The toy company faces several notable headwinds. Over 75% of its business operates on a Freight-On-Board (FOB) basis, with products sold either directly at the factory or through ports in China. Revenues have been under pressure in recent quarters due to lower orders in key categories. Tariff uncertainty, increased expenses, and depleting liquidity remain top concerns.

The Zacks Rundown

A Zacks Rank #5 (Strong Sell) stock, JAKKS is part of the Zacks Toys – Games – Hobbies industry, which currently ranks in the bottom 2% out of approximately 250 industries. Because this industry is ranked in the bottom half of all Zacks Ranked Industries, we expect it to underperform the market over the next 3 to 6 months.

Stocks in the bottom tiers of industries can often be intriguing short candidates. While individual stocks have the ability to outperform even when they’re part of a lagging industry, the inclusion in a weaker group serves as a headwind for any potential rallies and the journey forward is that much more difficult.

JAKK stock has been severely underperforming the market off the April lows. The stock has failed to show any real momentum and represents a compelling short opportunity as we head further into 2025.

Recent Earnings Misses and Deteriorating Outlook

JAKKS Pacific (JAKK - Free Report) has fallen short of earnings estimates in four of the past six quarters. The company posted a trailing four-quarter average earnings miss of -283%. Consistently falling short of earnings estimates is a recipe for underperformance, and JAKK is no exception.

The kids’ accessories company has been on the receiving end of negative earnings estimate revisions as of late. Looking at the full year, analysts have slashed estimates by a whopping -38.26% in the past 60 days. The 2025 Zacks Consensus EPS Estimate is now $2.34 per share, reflecting negative growth of -38% relative to last year.

Zacks Investment Research
Image Source: Zacks Investment Research

Falling earnings estimates are a huge red flag and need to be respected. Negative growth year-over-year is the type of trend that bears like to see.

Let’s Get Technical

As we can see below, JAKK stock isn’t showing much in terms of a clear trend. Notice how the stock remains below both its 50-day (blue line) and 200-day (red line) moving averages. It’s important to point out that the 200-day average remains downward-sloping:

StockCharts
Image Source: StockCharts

JAKK stock has also experienced what is known as a “death cross,” whereby the stock’s 50-day moving average crosses below its 200-day moving average. Shares would have to make an outsized move to the upside and show increasing earnings estimate revisions to warrant taking any long positions. The stock has fallen more than 40% since February, all while the general market returned to new heights.

Final Thoughts

A deteriorating fundamental and technical backdrop show that this stock is not set to hit new highs anytime soon. The fact that JAKKS Pacific is included in a weak industry group simply adds to the growing list of concerns.

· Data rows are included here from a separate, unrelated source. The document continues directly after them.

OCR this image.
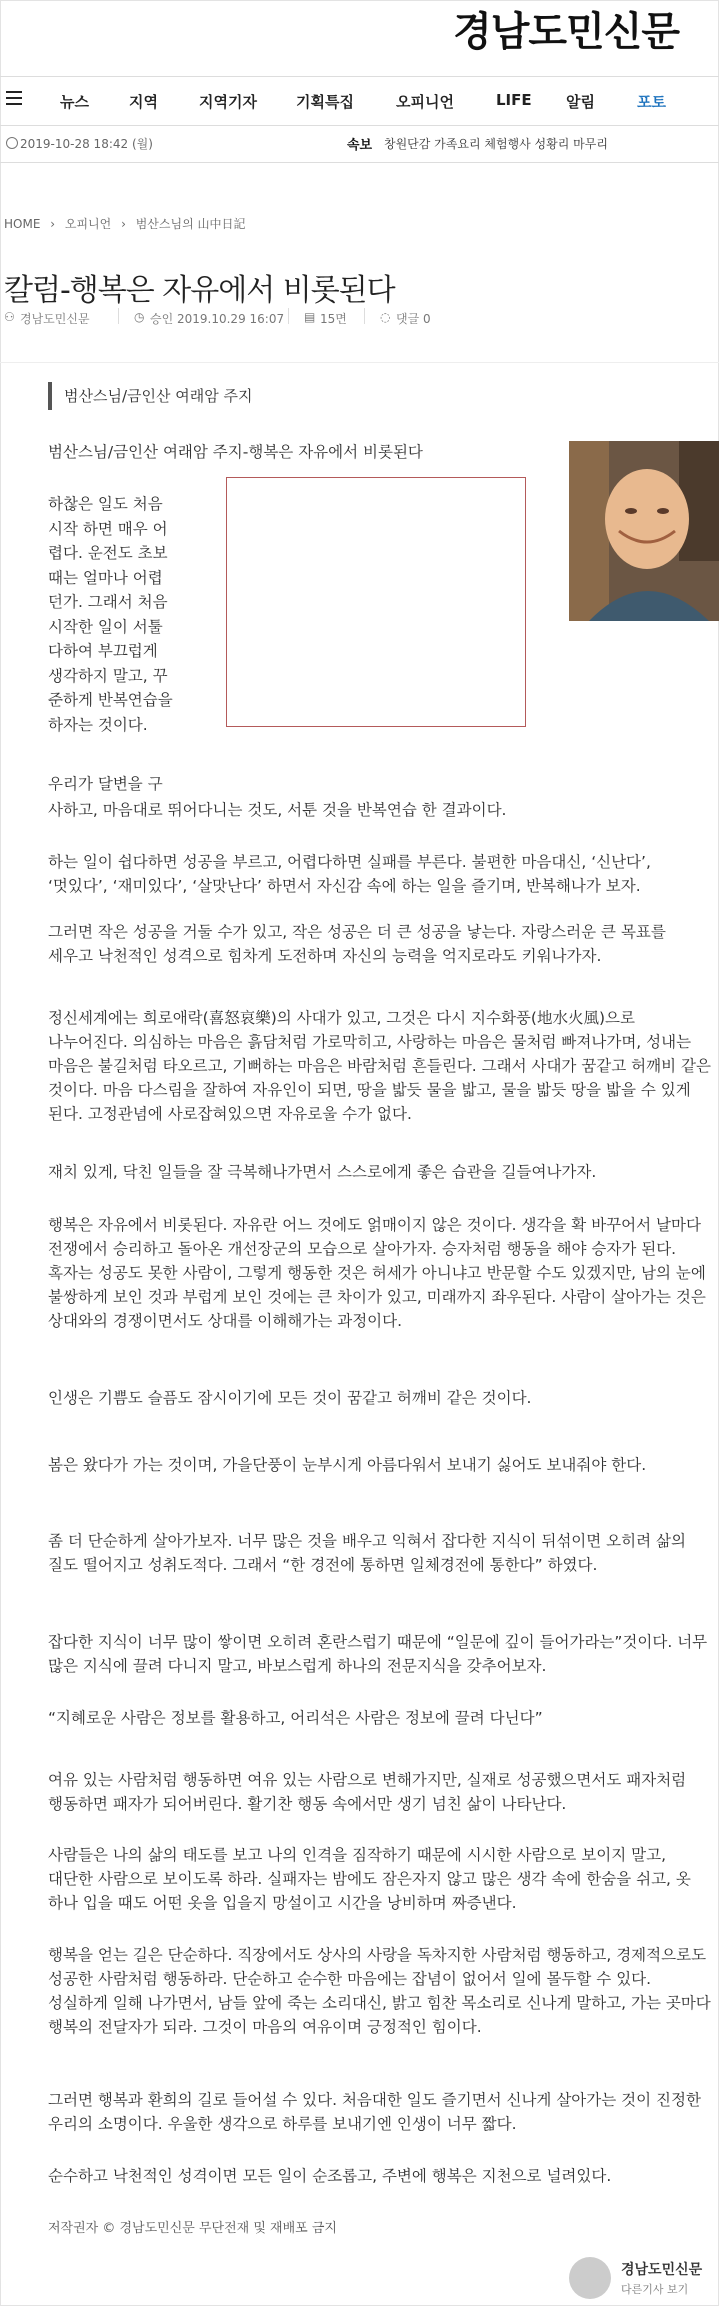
경남도민신문
뉴스	지역	지역기자	기획특집	오피니언	LIFE 알림	포토
2019-10-28 18:42 (월)	속보 창원단감 가족요리 체험행사 성황리 마무리
HOME › 오피니언 › 범산스님의 山中日記
칼럼-행복은 자유에서 비롯된다
⚇ 경남도민신문	◷ 승인 2019.10.29 16:07 ▤ 15면	◌ 댓글 0
범산스님/금인산 여래암 주지
범산스님/금인산 여래암 주지-행복은 자유에서 비롯된다
하찮은 일도 처음
시작 하면 매우 어
렵다. 운전도 초보
때는 얼마나 어렵
던가. 그래서 처음
시작한 일이 서툴
다하여 부끄럽게
생각하지 말고, 꾸
준하게 반복연습을
하자는 것이다.
우리가 달변을 구
사하고, 마음대로 뛰어다니는 것도, 서툰 것을 반복연습 한 결과이다.
하는 일이 쉽다하면 성공을 부르고, 어렵다하면 실패를 부른다. 불편한 마음대신, ‘신난다’, ‘멋있다’, ‘재미있다’, ‘살맛난다’ 하면서 자신감 속에 하는 일을 즐기며, 반복해나가 보자.
그러면 작은 성공을 거둘 수가 있고, 작은 성공은 더 큰 성공을 낳는다. 자랑스러운 큰 목표를 세우고 낙천적인 성격으로 힘차게 도전하며 자신의 능력을 억지로라도 키워나가자.
정신세계에는 희로애락(喜怒哀樂)의 사대가 있고, 그것은 다시 지수화풍(地水火風)으로 나누어진다. 의심하는 마음은 흙담처럼 가로막히고, 사랑하는 마음은 물처럼 빠져나가며, 성내는 마음은 불길처럼 타오르고, 기뻐하는 마음은 바람처럼 흔들린다. 그래서 사대가 꿈같고 허깨비 같은 것이다. 마음 다스림을 잘하여 자유인이 되면, 땅을 밟듯 물을 밟고, 물을 밟듯 땅을 밟을 수 있게 된다. 고정관념에 사로잡혀있으면 자유로울 수가 없다.
재치 있게, 닥친 일들을 잘 극복해나가면서 스스로에게 좋은 습관을 길들여나가자.
행복은 자유에서 비롯된다. 자유란 어느 것에도 얽매이지 않은 것이다. 생각을 확 바꾸어서 날마다 전쟁에서 승리하고 돌아온 개선장군의 모습으로 살아가자. 승자처럼 행동을 해야 승자가 된다. 혹자는 성공도 못한 사람이, 그렇게 행동한 것은 허세가 아니냐고 반문할 수도 있겠지만, 남의 눈에 불쌍하게 보인 것과 부럽게 보인 것에는 큰 차이가 있고, 미래까지 좌우된다. 사람이 살아가는 것은 상대와의 경쟁이면서도 상대를 이해해가는 과정이다.
인생은 기쁨도 슬픔도 잠시이기에 모든 것이 꿈같고 허깨비 같은 것이다.
봄은 왔다가 가는 것이며, 가을단풍이 눈부시게 아름다워서 보내기 싫어도 보내줘야 한다.
좀 더 단순하게 살아가보자. 너무 많은 것을 배우고 익혀서 잡다한 지식이 뒤섞이면 오히려 삶의 질도 떨어지고 성취도적다. 그래서 “한 경전에 통하면 일체경전에 통한다” 하였다.
잡다한 지식이 너무 많이 쌓이면 오히려 혼란스럽기 때문에 “일문에 깊이 들어가라는”것이다. 너무 많은 지식에 끌려 다니지 말고, 바보스럽게 하나의 전문지식을 갖추어보자.
“지혜로운 사람은 정보를 활용하고, 어리석은 사람은 정보에 끌려 다닌다”
여유 있는 사람처럼 행동하면 여유 있는 사람으로 변해가지만, 실재로 성공했으면서도 패자처럼 행동하면 패자가 되어버린다. 활기찬 행동 속에서만 생기 넘친 삶이 나타난다.
사람들은 나의 삶의 태도를 보고 나의 인격을 짐작하기 때문에 시시한 사람으로 보이지 말고, 대단한 사람으로 보이도록 하라. 실패자는 밤에도 잠은자지 않고 많은 생각 속에 한숨을 쉬고, 옷 하나 입을 때도 어떤 옷을 입을지 망설이고 시간을 낭비하며 짜증낸다.
행복을 얻는 길은 단순하다. 직장에서도 상사의 사랑을 독차지한 사람처럼 행동하고, 경제적으로도 성공한 사람처럼 행동하라. 단순하고 순수한 마음에는 잡념이 없어서 일에 몰두할 수 있다. 성실하게 일해 나가면서, 남들 앞에 죽는 소리대신, 밝고 힘찬 목소리로 신나게 말하고, 가는 곳마다 행복의 전달자가 되라. 그것이 마음의 여유이며 긍정적인 힘이다.
그러면 행복과 환희의 길로 들어설 수 있다. 처음대한 일도 즐기면서 신나게 살아가는 것이 진정한 우리의 소명이다. 우울한 생각으로 하루를 보내기엔 인생이 너무 짧다.
순수하고 낙천적인 성격이면 모든 일이 순조롭고, 주변에 행복은 지천으로 널려있다.
저작권자 © 경남도민신문 무단전재 및 재배포 금지
경남도민신문
다른기사 보기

A history of earnings misses will likely serve as a ceiling to any potential rallies, nurturing the stock’s downtrend.

JAKK shares continue to experience substantial volatility and have widely underperformed the market lately. With negative earnings estimate revisions continuing to pile up, this stock should be avoided as there are plenty of better alternatives in the current market environment.